The coffee cup wobbled as she started to put it back on the saucer.

“The corpse of Collin Durant, sprawled in your shower, shot in the back, very, very dead. He...”

The coffee cup dropped from her nerveless fingers. Hot coffee spilled over the table. Not until some of it trickled to her lap and the hot liquid had burned through her dress did Maxine scream.

Mason held up his hand.

The attentive waitress was instantly on the job.

“We’ve had an accident,” Mason said.

The waitress gave Mason a shrewd, searching look. Then, with her face a mask, said, “I’ll get a towel. Would you like to move over to another booth?”

Maxine moved out into the aisle, shook her skirt, took a napkin and sponged at the coffee stain. Her face seemed as white as the plaster on the wall.

“Right in here and sit down,” Mason said.

The waitress appeared with a towel, mopped up the spilled coffee, hurried away to get another cup of coffee and brought it back to them in the next booth.

Mason said, “Now, get hold of yourself. Are you trying to tell me that you didn’t know Durant’s body was in your apartment when you gave Della Street the key and told her to go up?”

“Honest, Mr. Mason, I didn’t... You aren’t lying to me, are you?”

I’m telling you the truth.”

“That,” she said, after a moment, “changes things a lot.”

“I thought it would,” Mason said. “Perhaps you’d like to tell me how.”

“You’re not — you’re not trying to trap me, are you, Mr. Mason?”

“What do you mean?”

“Collin Durant is— He’s really dead?”

“He’s dead,” Mason said. “He was evidently shot in the back, perhaps two or three times. His body fell forward in your bathroom. I wouldn’t want to make anything more than a guess right now but as a guess I’d say that he was searching the apartment when he was killed, that he stepped into the bathroom, parted the shower curtains, and that, as he did so, someone put a small-caliber revolver right up against the back of his coat and pulled the trigger two or three times. Now, does that mean anything to you?”
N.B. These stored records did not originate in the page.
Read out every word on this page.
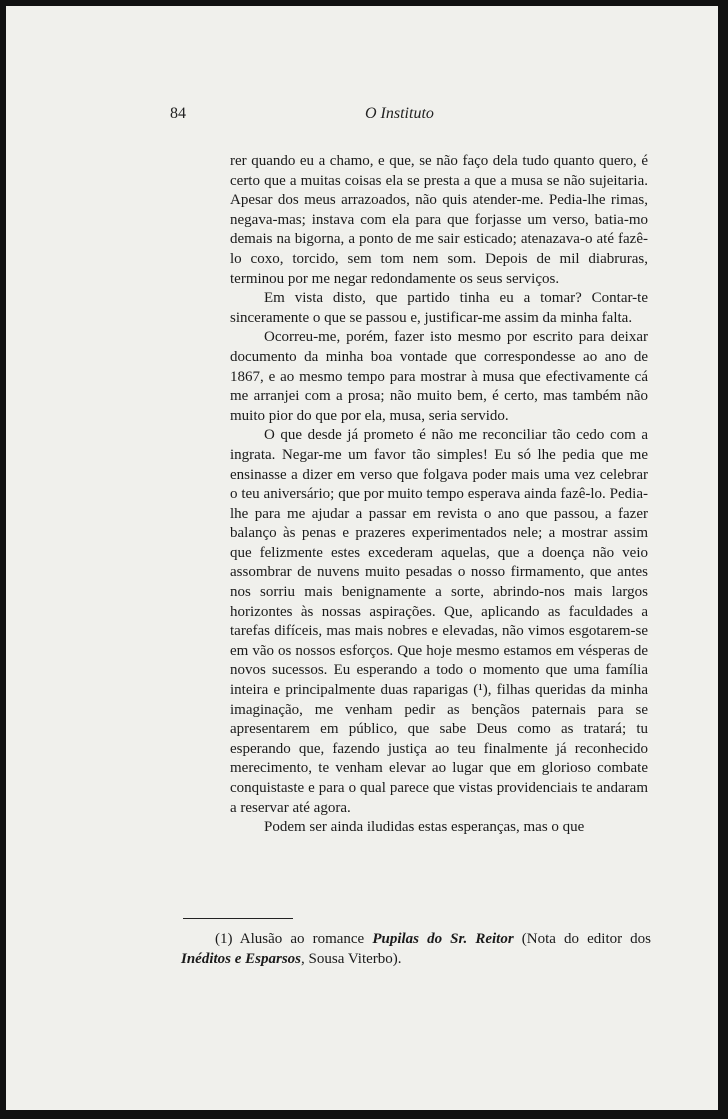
84	O Instituto

rer quando eu a chamo, e que, se não faço dela tudo quanto quero, é certo que a muitas coisas ela se presta a que a musa se não sujeitaria. Apesar dos meus arrazoados, não quis atender-me. Pedia-lhe rimas, negava-mas; instava com ela para que forjasse um verso, batia-mo demais na bigorna, a ponto de me sair esticado; atenazava-o até fazê-lo coxo, torcido, sem tom nem som. Depois de mil diabruras, terminou por me negar redondamente os seus serviços.

Em vista disto, que partido tinha eu a tomar? Contar-te sinceramente o que se passou e, justificar-me assim da minha falta.

Ocorreu-me, porém, fazer isto mesmo por escrito para deixar documento da minha boa vontade que correspondesse ao ano de 1867, e ao mesmo tempo para mostrar à musa que efectivamente cá me arranjei com a prosa; não muito bem, é certo, mas também não muito pior do que por ela, musa, seria servido.

O que desde já prometo é não me reconciliar tão cedo com a ingrata. Negar-me um favor tão simples! Eu só lhe pedia que me ensinasse a dizer em verso que folgava poder mais uma vez celebrar o teu aniversário; que por muito tempo esperava ainda fazê-lo. Pedia-lhe para me ajudar a passar em revista o ano que passou, a fazer balanço às penas e prazeres experimentados nele; a mostrar assim que felizmente estes excederam aquelas, que a doença não veio assombrar de nuvens muito pesadas o nosso firmamento, que antes nos sorriu mais benignamente a sorte, abrindo-nos mais largos horizontes às nossas aspirações. Que, aplicando as faculdades a tarefas difíceis, mas mais nobres e elevadas, não vimos esgotarem-se em vão os nossos esforços. Que hoje mesmo estamos em vésperas de novos sucessos. Eu esperando a todo o momento que uma família inteira e principalmente duas raparigas (¹), filhas queridas da minha imaginação, me venham pedir as bençãos paternais para se apresentarem em público, que sabe Deus como as tratará; tu esperando que, fazendo justiça ao teu finalmente já reconhecido merecimento, te venham elevar ao lugar que em glorioso combate conquistaste e para o qual parece que vistas providenciais te andaram a reservar até agora.

Podem ser ainda iludidas estas esperanças, mas o que

(1) Alusão ao romance Pupilas do Sr. Reitor (Nota do editor dos Inéditos e Esparsos, Sousa Viterbo).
She said, “I didn’t do it, if that’s what you want to know.”

“Suppose,” Mason said, “you tell me a little bit about Durant.”

“Durant was a... a devil.”

“Go on,” Mason said.

She said, “Durant had the most horrible pair of ears in the world. He heard everything and he forgot nothing. He would encourage people to talk, getting them to tell about their own affairs, about their own background. He’d be the most attentive, sympathetic listener in the world, and he’d be remembering everything he heard. Sometimes I think he must have gone home and put everything on a tape recorder or something and kept notebooks.